Первоначально было подано более 120 заявлений. Прибыло в Брюссель только 58 скрипачей. Но и это было огромным числом. Такую программу — только одного первого тура — членам жюри пришлось бы слушать около двух недель! Дело ограничилось тем, что участникам первого тура надо было сыграть только фугу Баха из Сонаты соль-минор № 1 (обязательную для всех участников) и одну часть концерта Виотти. На второй тур прошел 21 участник, и программа была сужена до одной сонаты Изаи для скрипки соло (по выбору конкурсанта) и одной части концерта, представленного для исполнения в финале конкурса.
В последний момент жюри решило кроме сонаты Изаи прослушать под аккомпанемент фортепиано весь концерт, заявленный для финала!

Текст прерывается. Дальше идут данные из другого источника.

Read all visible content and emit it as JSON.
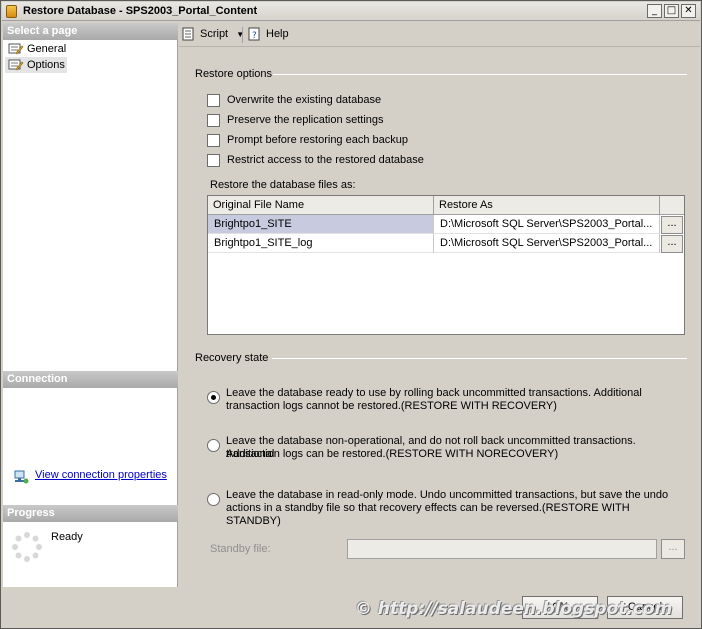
{
  "window": {
    "title": "Restore Database - SPS2003_Portal_Content",
    "minimize_glyph": "_",
    "maximize_glyph": "□",
    "close_glyph": "✕"
  },
  "left_pane": {
    "select_page_header": "Select a page",
    "pages": [
      {
        "label": "General",
        "icon": "page-icon"
      },
      {
        "label": "Options",
        "icon": "page-icon",
        "selected": true
      }
    ],
    "connection_header": "Connection",
    "view_connection_link": "View connection properties",
    "progress_header": "Progress",
    "progress_status": "Ready"
  },
  "toolbar": {
    "script_label": "Script",
    "help_label": "Help"
  },
  "restore_options": {
    "title": "Restore options",
    "checkboxes": [
      {
        "label": "Overwrite the existing database",
        "checked": false
      },
      {
        "label": "Preserve the replication settings",
        "checked": false
      },
      {
        "label": "Prompt before restoring each backup",
        "checked": false
      },
      {
        "label": "Restrict access to the restored database",
        "checked": false
      }
    ],
    "files_label": "Restore the database files as:",
    "files_table": {
      "columns": [
        "Original File Name",
        "Restore As"
      ],
      "rows": [
        {
          "original": "Brightpo1_SITE",
          "restore_as": "D:\\Microsoft SQL Server\\SPS2003_Portal...",
          "selected": true
        },
        {
          "original": "Brightpo1_SITE_log",
          "restore_as": "D:\\Microsoft SQL Server\\SPS2003_Portal...",
          "selected": false
        }
      ],
      "ellipsis": "..."
    }
  },
  "recovery_state": {
    "title": "Recovery state",
    "options": [
      {
        "line1": "Leave the database ready to use by rolling back uncommitted transactions. Additional",
        "line2": "transaction logs cannot be restored.(RESTORE WITH RECOVERY)",
        "selected": true
      },
      {
        "line1": "Leave the database non-operational, and do not roll back uncommitted transactions. Additional",
        "line2": "transaction logs can be restored.(RESTORE WITH NORECOVERY)",
        "selected": false
      },
      {
        "line1": "Leave the database in read-only mode. Undo uncommitted transactions, but save the undo",
        "line2": "actions in a standby file so that recovery effects can be reversed.(RESTORE WITH STANDBY)",
        "selected": false
      }
    ],
    "standby_label": "Standby file:",
    "standby_value": "",
    "standby_browse": "..."
  },
  "buttons": {
    "ok": "OK",
    "cancel": "Cancel"
  },
  "watermark": "© http://salaudeen.blogspot.com"
}
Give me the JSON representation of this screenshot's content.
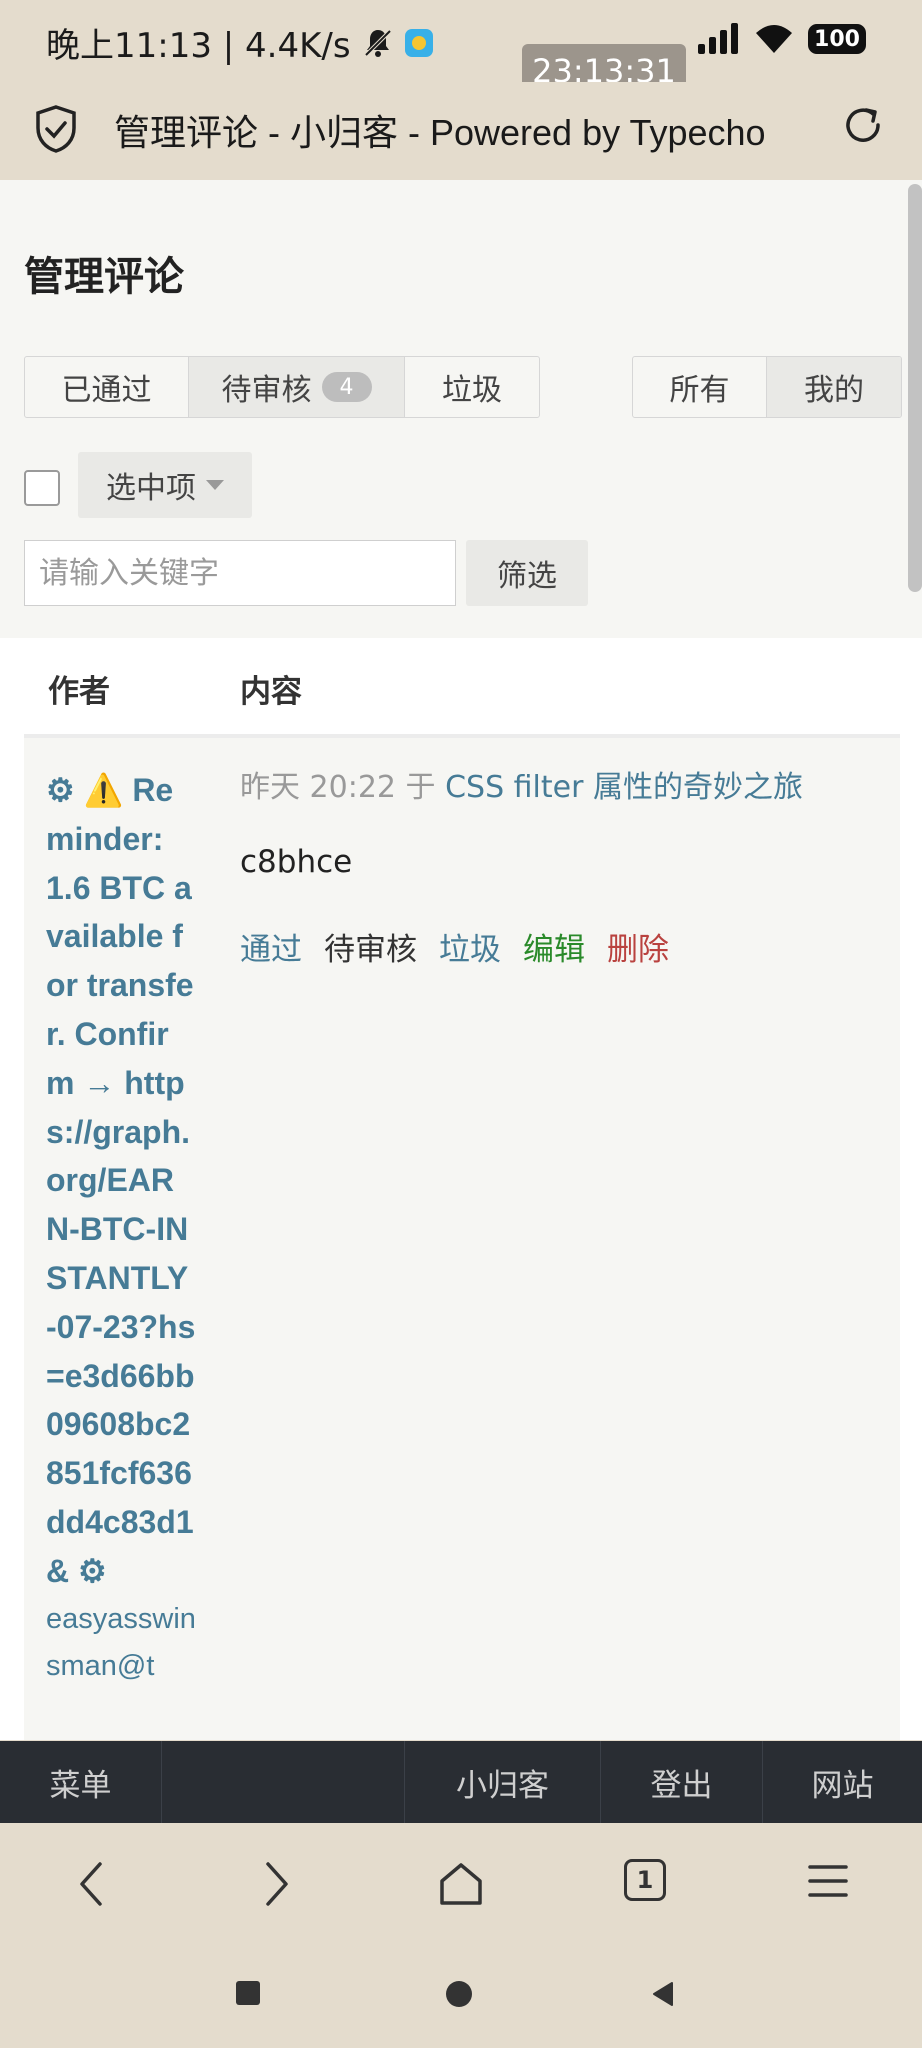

Ойстрах узнал об этом только утром, незадолго до прослушивания. Он показал удивительные качества бойца в такой неприятный для всех участников момент.
Вот как он сам комментировал свои выступления на конкурсе в письмах к жене: "Начну с того, что в тот же день, когда я играл в первом туре (23 марта) и когда отправил тебе последнее письмо, во второй половине дня играла Лиза (Гилельс). Играла исключительно, а так как никто от нее ничего не ожидал (ее не знали), она произвела впечатление разорвавшейся бомбы. Ей стали прочить первую премию. 25-го начался второй тур… Так вот, 25-го (вчера) утром я себя так чувствовал, что думал отказаться от дальнейшего участия в конкурсе.
К тому же, за два-три часа до моего выступления я узнал, что жюри постановило играть с роялем весь концерт вместо первой части, я же повторил только первую. В таком состоянии я поехал играть. Кстати, я был бы далеко не первым отказавшимся… За кулисами я сидел с опущенными руками и не знал, что делать. Но, представь, я вышел на эстраду и почувствовал, что все эти глупости сразу прошли, и что я буду играть в полную силу. И что ты думаешь — сонату Изаи (Четвертую) я сыграл очень хорошо, а концерт Чайковского так, как никогда не мечтал, с таким напором и так блестяще технически, как никогда в жизни. Успех был колоссальный. Все члены жюри приходили и поздравляли меня, а мне все это казалось сном… После этого сверхчеловеческого напряжения я свалился и весь вечер пролежал трупом"…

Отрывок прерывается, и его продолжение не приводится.